The project gathered extensive survey data from six universities on the campus climate for research ethics, the resources devoted to ethics training, and the extent to which each university engages in efforts to improve training. The project also tracked the institutions’ progress in areas of weakness that each university identified for itself and then sought to improve by designing new ethics training for graduate programs.
University administrators have struggled to improve training in research ethics as more and more cases of scholarly misconduct make headlines. The council blames the increase in ethical debacles, in part, on new financial incentives for cheating, and on tighter enforcement of government regulations on research conduct.
The institutions that participated in the project were the University of Alabama at Birmingham, the University of Arizona, and Columbia, Emory, Michigan State, and Pennsylvania State Universities.
“All six institutions confronted the basic challenges facing other institutions,” said Mr. Denecke.
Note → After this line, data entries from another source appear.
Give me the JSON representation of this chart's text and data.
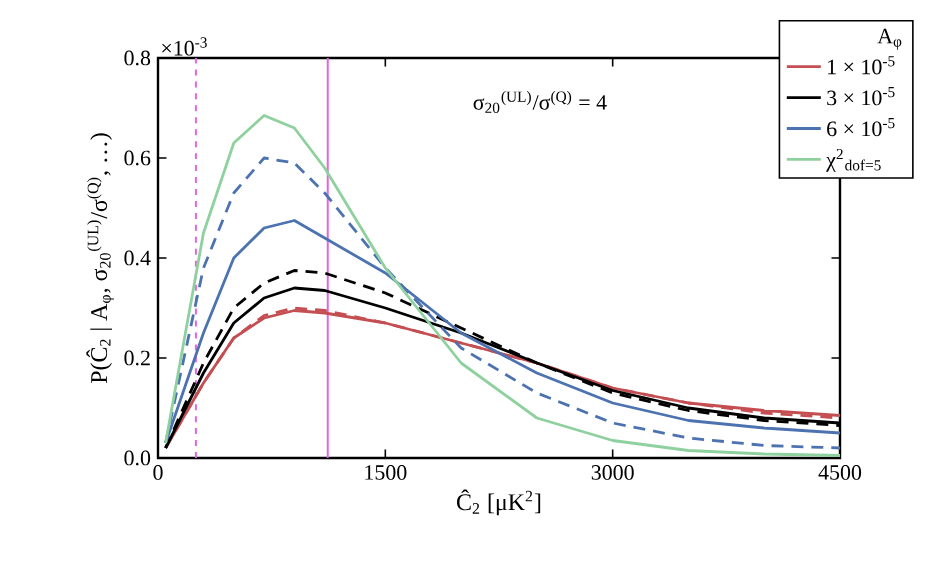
{
  "chart_data": {
    "type": "line",
    "xlabel": "Ĉ$_{2}$ [μK$^{2}$]",
    "ylabel": "P(Ĉ$_{2}$ | A$_{φ}$, σ$_{20}$$^{(UL)}$/σ$^{(Q)}$, …)",
    "legend_title": "A$_{φ}$",
    "legend": "top right",
    "annotations": [
      "×10$^{-3}$",
      "σ$_{20}$$^{(UL)}$/σ$^{(Q)}$ = 4"
    ],
    "x": [
      50,
      300,
      500,
      700,
      900,
      1100,
      1500,
      2000,
      2500,
      3000,
      3500,
      4000,
      4500
    ],
    "series": [
      {
        "name": "1 × 10$^{-5}$",
        "color": "#c44e52",
        "values": [
          0.02,
          0.15,
          0.24,
          0.28,
          0.295,
          0.29,
          0.27,
          0.23,
          0.19,
          0.14,
          0.11,
          0.095,
          0.085
        ]
      },
      {
        "color": "#c44e52",
        "line_style": "dashed",
        "values": [
          0.02,
          0.15,
          0.24,
          0.285,
          0.3,
          0.295,
          0.27,
          0.23,
          0.19,
          0.14,
          0.11,
          0.09,
          0.08
        ]
      },
      {
        "name": "3 × 10$^{-5}$",
        "color": "#000000",
        "values": [
          0.02,
          0.17,
          0.27,
          0.32,
          0.34,
          0.335,
          0.3,
          0.25,
          0.19,
          0.135,
          0.1,
          0.08,
          0.07
        ]
      },
      {
        "color": "#000000",
        "line_style": "dashed",
        "values": [
          0.02,
          0.19,
          0.3,
          0.35,
          0.375,
          0.37,
          0.33,
          0.26,
          0.19,
          0.13,
          0.095,
          0.075,
          0.065
        ]
      },
      {
        "name": "6 × 10$^{-5}$",
        "color": "#4c72b0",
        "values": [
          0.03,
          0.25,
          0.4,
          0.46,
          0.475,
          0.44,
          0.37,
          0.25,
          0.17,
          0.11,
          0.075,
          0.06,
          0.05
        ]
      },
      {
        "color": "#4c72b0",
        "line_style": "dashed",
        "values": [
          0.03,
          0.38,
          0.53,
          0.6,
          0.59,
          0.53,
          0.38,
          0.22,
          0.13,
          0.07,
          0.04,
          0.025,
          0.02
        ]
      },
      {
        "name": "χ$^{2}$$_{dof=5}$",
        "color": "#8fd19e",
        "values": [
          0.03,
          0.45,
          0.63,
          0.685,
          0.66,
          0.58,
          0.38,
          0.19,
          0.08,
          0.035,
          0.015,
          0.008,
          0.005
        ]
      }
    ],
    "ref_lines": [
      {
        "axis": "x",
        "value": 250,
        "color": "#e066e0",
        "line_style": "dashed"
      },
      {
        "axis": "x",
        "value": 1120,
        "color": "#e066e0",
        "line_style": "solid"
      }
    ],
    "xlim": [
      0,
      4500
    ],
    "ylim": [
      0,
      0.8
    ],
    "xticks": [
      0,
      1500,
      3000,
      4500
    ],
    "yticks": [
      {
        "value": 0,
        "label": "0.0"
      },
      0.2,
      0.4,
      0.6,
      0.8
    ]
  }
}
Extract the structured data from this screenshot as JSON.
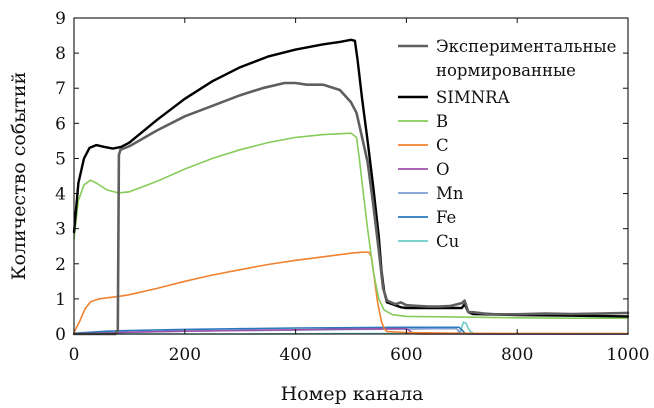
{
  "chart_data": {
    "type": "line",
    "xlabel": "Номер канала",
    "ylabel": "Количество событий",
    "xlim": [
      0,
      1000
    ],
    "ylim": [
      0,
      9
    ],
    "xticks": [
      "0",
      "200",
      "400",
      "600",
      "800",
      "1000"
    ],
    "yticks": [
      "0",
      "1",
      "2",
      "3",
      "4",
      "5",
      "6",
      "7",
      "8",
      "9"
    ],
    "grid": false,
    "legend_position": "top-right",
    "legend": [
      {
        "label": "Экспериментальные",
        "label2": "нормированные",
        "color": "#5f5f5f"
      },
      {
        "label": "SIMNRA",
        "color": "#000000"
      },
      {
        "label": "B",
        "color": "#86cc59"
      },
      {
        "label": "C",
        "color": "#f28230"
      },
      {
        "label": "O",
        "color": "#9b51a8"
      },
      {
        "label": "Mn",
        "color": "#7d9bd5"
      },
      {
        "label": "Fe",
        "color": "#2a78bd"
      },
      {
        "label": "Cu",
        "color": "#6dcbc9"
      }
    ],
    "series": [
      {
        "name": "Экспериментальные нормированные",
        "color": "#5f5f5f",
        "width": 2.6,
        "x": [
          0,
          75,
          79,
          81,
          84,
          100,
          150,
          200,
          250,
          300,
          340,
          380,
          400,
          420,
          450,
          480,
          500,
          510,
          520,
          530,
          540,
          550,
          558,
          565,
          580,
          590,
          600,
          620,
          640,
          660,
          680,
          700,
          705,
          712,
          720,
          740,
          760,
          800,
          850,
          900,
          950,
          1000
        ],
        "y": [
          0,
          0,
          0.1,
          5.1,
          5.25,
          5.35,
          5.8,
          6.2,
          6.5,
          6.8,
          7.0,
          7.15,
          7.15,
          7.1,
          7.1,
          6.95,
          6.6,
          6.3,
          5.6,
          4.9,
          3.7,
          2.4,
          1.3,
          0.95,
          0.85,
          0.9,
          0.82,
          0.8,
          0.78,
          0.78,
          0.8,
          0.88,
          0.95,
          0.62,
          0.62,
          0.58,
          0.56,
          0.56,
          0.58,
          0.57,
          0.58,
          0.6
        ]
      },
      {
        "name": "SIMNRA",
        "color": "#000000",
        "width": 2.4,
        "x": [
          0,
          8,
          18,
          28,
          40,
          55,
          70,
          85,
          100,
          150,
          200,
          250,
          300,
          350,
          400,
          450,
          480,
          500,
          507,
          512,
          520,
          530,
          540,
          550,
          555,
          560,
          565,
          575,
          590,
          600,
          700,
          705,
          712,
          720,
          800,
          900,
          1000
        ],
        "y": [
          2.9,
          4.3,
          5.0,
          5.3,
          5.38,
          5.33,
          5.28,
          5.33,
          5.45,
          6.1,
          6.7,
          7.2,
          7.6,
          7.9,
          8.1,
          8.25,
          8.32,
          8.38,
          8.35,
          7.8,
          6.7,
          5.5,
          4.2,
          2.8,
          1.8,
          1.2,
          0.9,
          0.85,
          0.76,
          0.74,
          0.74,
          0.85,
          0.62,
          0.57,
          0.54,
          0.52,
          0.5
        ]
      },
      {
        "name": "B",
        "color": "#86cc59",
        "width": 1.6,
        "x": [
          0,
          8,
          18,
          30,
          40,
          60,
          80,
          100,
          150,
          200,
          250,
          300,
          350,
          400,
          450,
          500,
          510,
          515,
          520,
          530,
          540,
          550,
          560,
          575,
          600,
          700,
          800,
          900,
          1000
        ],
        "y": [
          2.7,
          3.8,
          4.25,
          4.38,
          4.3,
          4.1,
          4.02,
          4.05,
          4.35,
          4.7,
          5.0,
          5.25,
          5.45,
          5.6,
          5.68,
          5.72,
          5.6,
          5.0,
          4.3,
          3.0,
          1.8,
          1.0,
          0.68,
          0.55,
          0.5,
          0.48,
          0.46,
          0.45,
          0.45
        ]
      },
      {
        "name": "C",
        "color": "#f28230",
        "width": 1.6,
        "x": [
          0,
          10,
          20,
          30,
          45,
          60,
          80,
          100,
          150,
          200,
          250,
          300,
          350,
          400,
          450,
          500,
          520,
          532,
          537,
          542,
          548,
          555,
          560,
          565,
          600,
          700,
          1000
        ],
        "y": [
          0.05,
          0.35,
          0.72,
          0.92,
          1.0,
          1.03,
          1.07,
          1.12,
          1.3,
          1.5,
          1.68,
          1.83,
          1.98,
          2.1,
          2.2,
          2.3,
          2.33,
          2.33,
          2.2,
          1.6,
          0.9,
          0.35,
          0.15,
          0.07,
          0.04,
          0.02,
          0.01
        ]
      },
      {
        "name": "O",
        "color": "#9b51a8",
        "width": 1.6,
        "x": [
          0,
          20,
          60,
          100,
          200,
          300,
          400,
          500,
          580,
          600,
          605,
          612,
          620,
          700,
          1000
        ],
        "y": [
          0,
          0.01,
          0.03,
          0.05,
          0.08,
          0.1,
          0.12,
          0.14,
          0.15,
          0.15,
          0.1,
          0.02,
          0,
          0,
          0
        ]
      },
      {
        "name": "Mn",
        "color": "#7d9bd5",
        "width": 1.6,
        "x": [
          0,
          20,
          60,
          100,
          200,
          300,
          400,
          500,
          600,
          650,
          680,
          690,
          695,
          700,
          710,
          1000
        ],
        "y": [
          0,
          0.01,
          0.03,
          0.05,
          0.08,
          0.1,
          0.11,
          0.13,
          0.14,
          0.15,
          0.15,
          0.15,
          0.08,
          0.02,
          0,
          0
        ]
      },
      {
        "name": "Fe",
        "color": "#2a78bd",
        "width": 1.6,
        "x": [
          0,
          20,
          60,
          100,
          200,
          300,
          400,
          500,
          600,
          650,
          690,
          695,
          700,
          705,
          712,
          1000
        ],
        "y": [
          0.02,
          0.04,
          0.08,
          0.1,
          0.13,
          0.15,
          0.17,
          0.18,
          0.19,
          0.19,
          0.19,
          0.19,
          0.12,
          0.03,
          0,
          0
        ]
      },
      {
        "name": "Cu",
        "color": "#6dcbc9",
        "width": 1.6,
        "x": [
          0,
          100,
          300,
          500,
          690,
          698,
          703,
          708,
          712,
          716,
          722,
          730,
          1000
        ],
        "y": [
          0,
          0,
          0,
          0.01,
          0.02,
          0.1,
          0.34,
          0.3,
          0.15,
          0.06,
          0.02,
          0,
          0
        ]
      }
    ]
  }
}
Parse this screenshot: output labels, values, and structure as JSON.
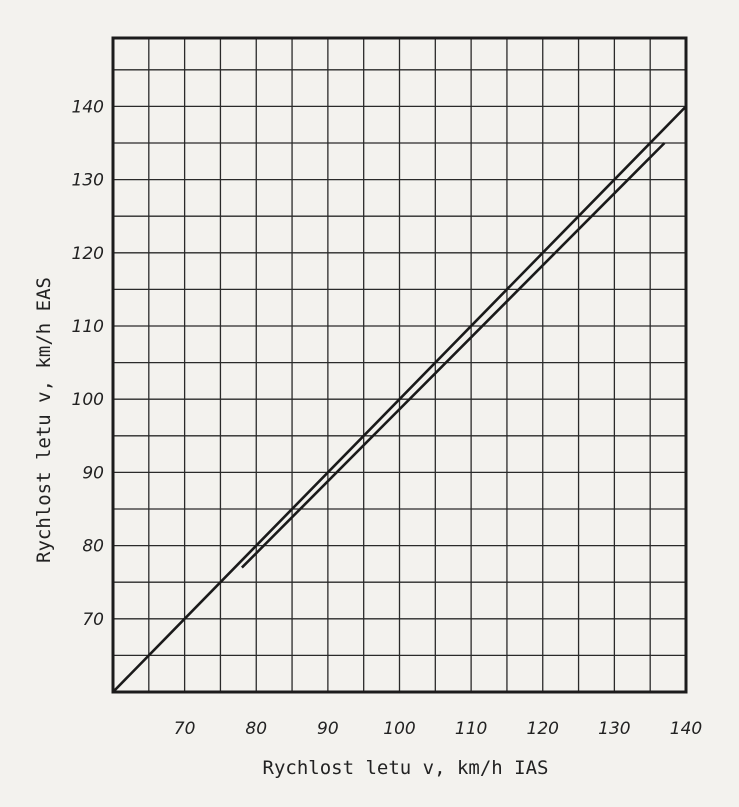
{
  "chart_data": {
    "type": "line",
    "title": "",
    "xlabel": "Rychlost letu v, km/h IAS",
    "ylabel": "Rychlost letu v, km/h EAS",
    "xlim": [
      60,
      140
    ],
    "ylim": [
      60,
      140
    ],
    "xticks": [
      "70",
      "80",
      "90",
      "100",
      "110",
      "120",
      "130",
      "140"
    ],
    "yticks": [
      "70",
      "80",
      "90",
      "100",
      "110",
      "120",
      "130",
      "140"
    ],
    "grid": true,
    "legend": "none",
    "series": [
      {
        "x": [
          60,
          140
        ],
        "y": [
          60,
          140
        ]
      },
      {
        "x": [
          78,
          137
        ],
        "y": [
          77,
          135
        ]
      }
    ]
  }
}
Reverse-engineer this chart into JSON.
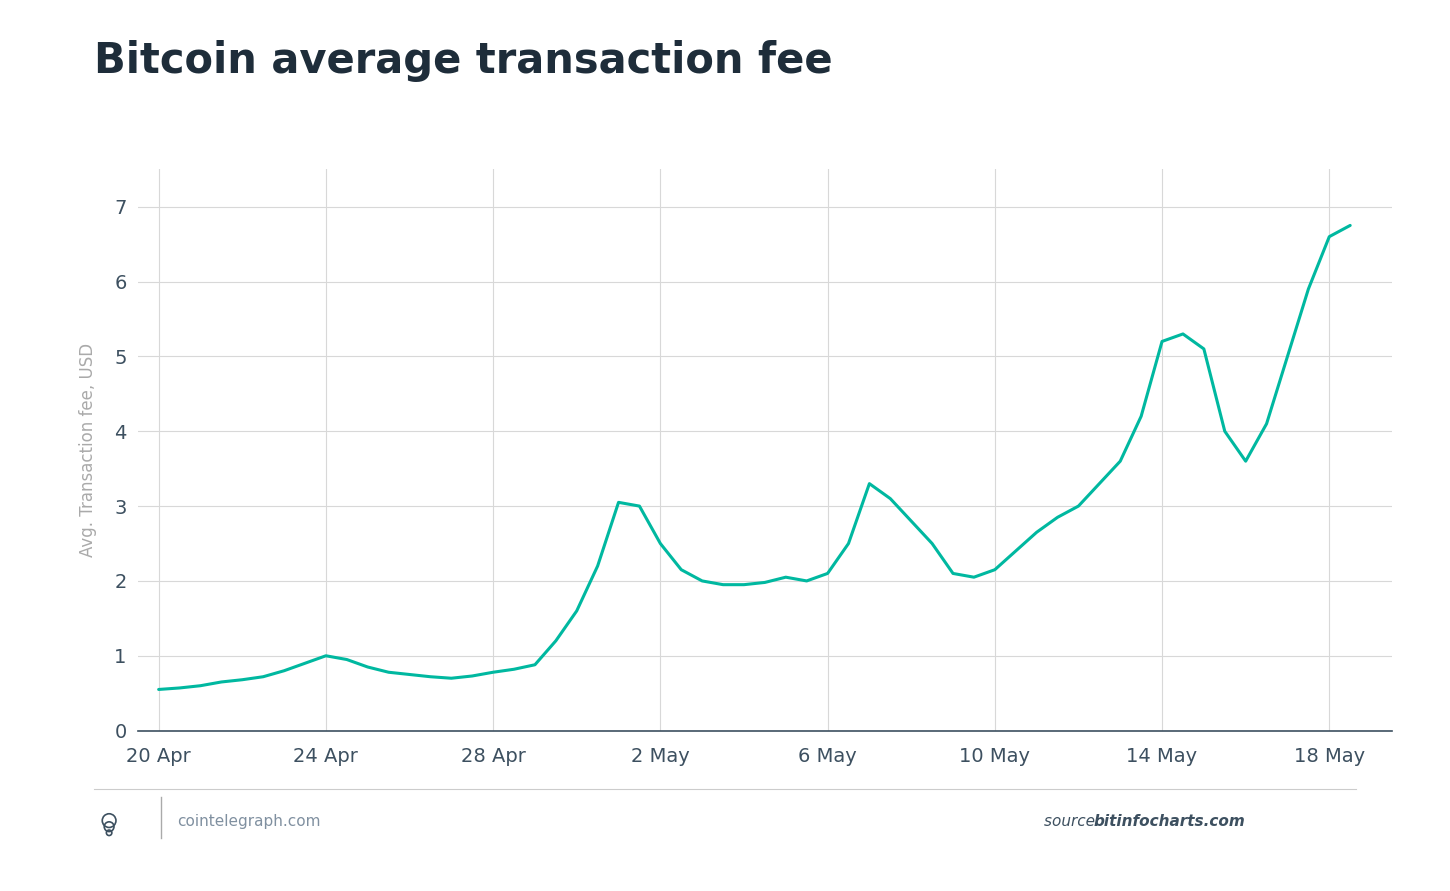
{
  "title": "Bitcoin average transaction fee",
  "ylabel": "Avg. Transaction fee, USD",
  "line_color": "#00b8a0",
  "line_width": 2.2,
  "background_color": "#ffffff",
  "grid_color": "#d8d8d8",
  "title_fontsize": 30,
  "ylabel_fontsize": 12,
  "tick_fontsize": 14,
  "tick_color": "#3d5060",
  "ylim": [
    0,
    7.5
  ],
  "yticks": [
    0,
    1,
    2,
    3,
    4,
    5,
    6,
    7
  ],
  "xtick_labels": [
    "20 Apr",
    "24 Apr",
    "28 Apr",
    "2 May",
    "6 May",
    "10 May",
    "14 May",
    "18 May"
  ],
  "xtick_positions": [
    0,
    4,
    8,
    12,
    16,
    20,
    24,
    28
  ],
  "source_text_color": "#3d5060",
  "watermark_color": "#8090a0",
  "title_color": "#1e2d3a",
  "x_values": [
    0,
    0.5,
    1,
    1.5,
    2,
    2.5,
    3,
    3.5,
    4,
    4.5,
    5,
    5.5,
    6,
    6.5,
    7,
    7.5,
    8,
    8.5,
    9,
    9.5,
    10,
    10.5,
    11,
    11.5,
    12,
    12.5,
    13,
    13.5,
    14,
    14.5,
    15,
    15.5,
    16,
    16.5,
    17,
    17.5,
    18,
    18.5,
    19,
    19.5,
    20,
    20.5,
    21,
    21.5,
    22,
    22.5,
    23,
    23.5,
    24,
    24.5,
    25,
    25.5,
    26,
    26.5,
    27,
    27.5,
    28,
    28.5
  ],
  "y_values": [
    0.55,
    0.57,
    0.6,
    0.65,
    0.68,
    0.72,
    0.8,
    0.9,
    1.0,
    0.95,
    0.85,
    0.78,
    0.75,
    0.72,
    0.7,
    0.73,
    0.78,
    0.82,
    0.88,
    1.2,
    1.6,
    2.2,
    3.05,
    3.0,
    2.5,
    2.15,
    2.0,
    1.95,
    1.95,
    1.98,
    2.05,
    2.0,
    2.1,
    2.5,
    3.3,
    3.1,
    2.8,
    2.5,
    2.1,
    2.05,
    2.15,
    2.4,
    2.65,
    2.85,
    3.0,
    3.3,
    3.6,
    4.2,
    5.2,
    5.3,
    5.1,
    4.0,
    3.6,
    4.1,
    5.0,
    5.9,
    6.6,
    6.75
  ]
}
Those challenges included how to engage more faculty in training and how to expand effective pilot programs so that they can be used campuswide.
Among the solutions found to improve ethics instruction was a program at the University of Arizona that offered small grants, of up to $1,500, to encourage graduate students to design new ways to include such training in pre-existing graduate courses and curricula.
The University of Alabama at Birmingham realized through assessment surveys the project provided that graduate students didn’t feel confident in picking out self-plagiarism— instances in which they need to cite their own work— even though they considered plagiarism an important issue. To help graduate students better understand authorship, administrators rebranded an existing “Avoiding Plagiarism” workshop as “Ethical Authorship: Joining the Scholarly Conversation,” to avoid sounding punitive. They also designed short, interactive exercises to identify plagiarism.
The survey tools and the lessons from the six universities are available on the Council on Graduate Schools’ Web site. Mr. Denecke said the council would like other universities to consult those models to assess and improve their own ethics training.